Blockchains are secure by design and include sophisticated distributed computing systems with high Byzantine Fault Tolerance. Blockchain technology was invented by Satoshi Nakamoto in 2008 to serve as a public transaction ledger of the cryptocurrency called Bitcoin. The invention of the blockchain for Bitcoin made it the first digital currency to solve the double-spending problem without any need for a centralised server or third party trusted authority.
Till date, Bitcoin is still the most commonly used application using blockchain technology. Bitcoin is a decentralised digital currency payment system that consists of a public transaction ledger called a blockchain.
There are many different kinds of blockchains.

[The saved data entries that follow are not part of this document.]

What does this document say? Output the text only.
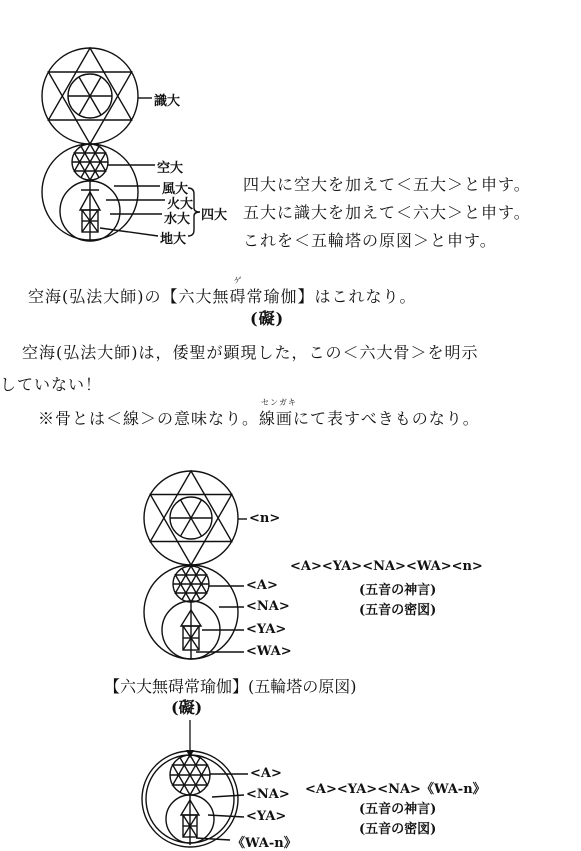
識大
空大
風大
火大
水大
地大
四大
四大に空大を加えて＜五大＞と申す。
五大に識大を加えて＜六大＞と申す。
これを＜五輪塔の原図＞と申す。
空海(弘法大師)の【六大無
ゲ
碍常瑜伽】はこれなり。
(礙)
空海(弘法大師)は，倭聖が顕現した，この＜六大骨＞を明示
していない！
※骨とは＜線＞の意味なり。
センガキ
線画にて表すべきものなり。
<n>
<A>
<NA>
<YA>
<WA>
<A><YA><NA><WA><n>
(五音の神言)
(五音の密図)
【六大無碍常瑜伽】(五輪塔の原図)
(礙)
<A>
<NA>
<YA>
《WA-n》
<A><YA><NA>《WA-n》
(五音の神言)
(五音の密図)
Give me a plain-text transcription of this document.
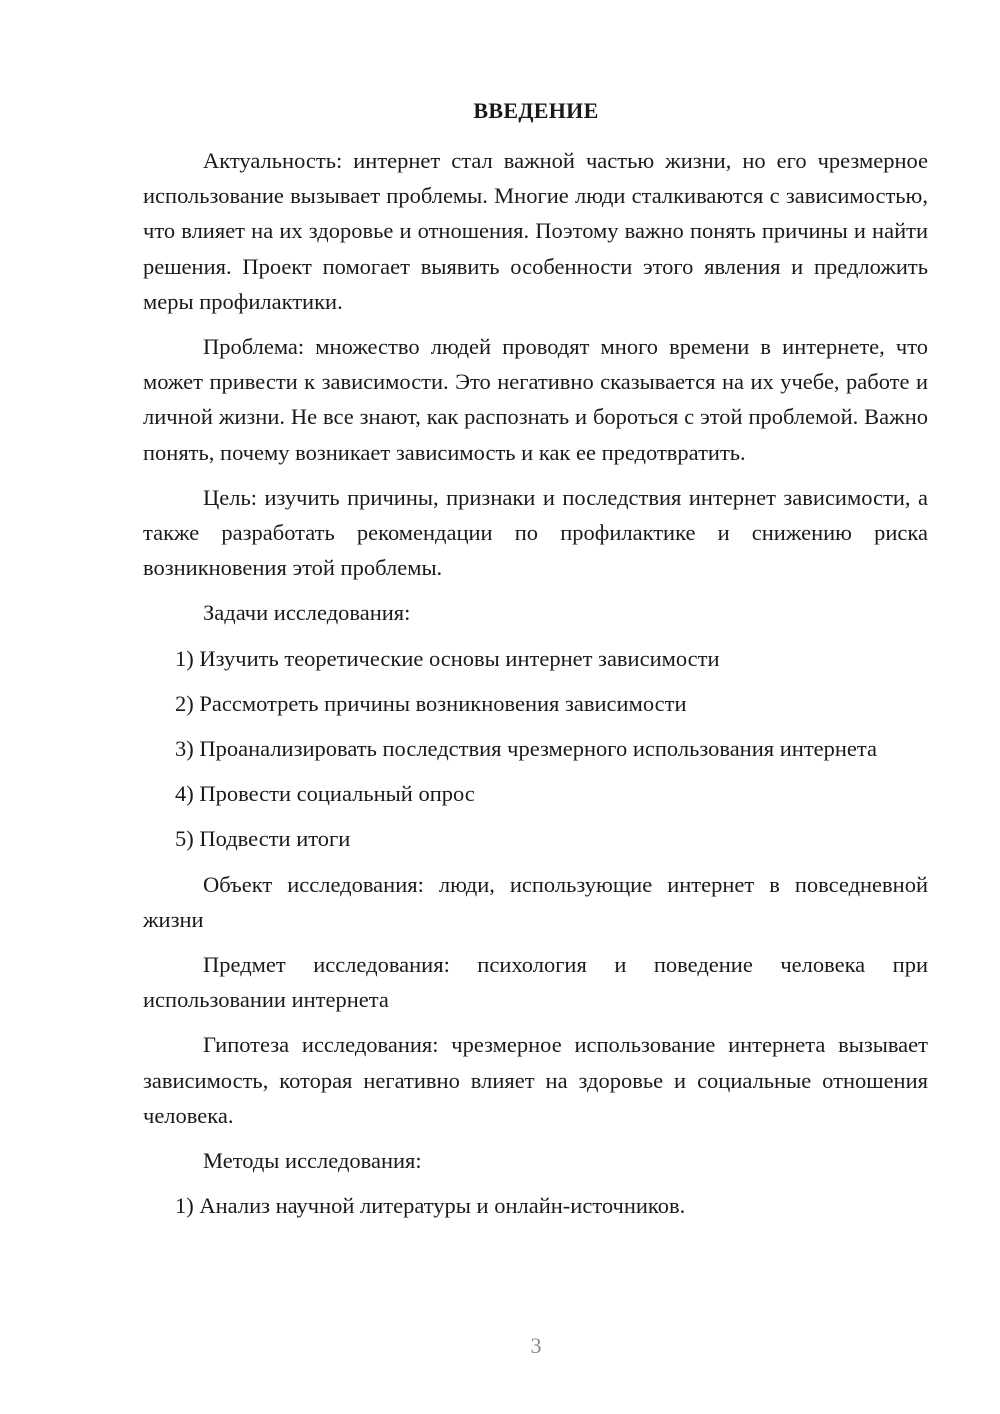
ВВЕДЕНИЕ

Актуальность: интернет стал важной частью жизни, но его чрезмерное использование вызывает проблемы. Многие люди сталкиваются с зависимостью, что влияет на их здоровье и отношения. Поэтому важно понять причины и найти решения. Проект помогает выявить особенности этого явления и предложить меры профилактики.

Проблема: множество людей проводят много времени в интернете, что может привести к зависимости. Это негативно сказывается на их учебе, работе и личной жизни. Не все знают, как распознать и бороться с этой проблемой. Важно понять, почему возникает зависимость и как ее предотвратить.

Цель: изучить причины, признаки и последствия интернет зависимости, а также разработать рекомендации по профилактике и снижению риска возникновения этой проблемы.

Задачи исследования:

1) Изучить теоретические основы интернет зависимости

2) Рассмотреть причины возникновения зависимости

3) Проанализировать последствия чрезмерного использования интернета

4) Провести социальный опрос

5) Подвести итоги

Объект исследования: люди, использующие интернет в повседневной жизни

Предмет исследования: психология и поведение человека при использовании интернета

Гипотеза исследования: чрезмерное использование интернета вызывает зависимость, которая негативно влияет на здоровье и социальные отношения человека.

Методы исследования:

1) Анализ научной литературы и онлайн-источников.

3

- Public blockchain: Public blockchains are like Bitcoins, which are large distributed networks that are run through a native token. They are open for the public to participate at any level and have open source code that the community maintains.
- Permissioned blockchains: Permissioned blockchains like Ripple control roles that individuals can play within the network. They are still large and distributed systems that use a native token. Their code may or may not be open source.
- Private blockchains: Private blockchains tend to be smaller and don’t use a token. Their membership is closely controlled. These types of blockchains are favoured by consortiums that have trusted members and trade in confidential information.
All the above blockchains use cryptography to allow every participant on any given network to manage the ledger in a secure way, without the need for any central authority to enforce the rules.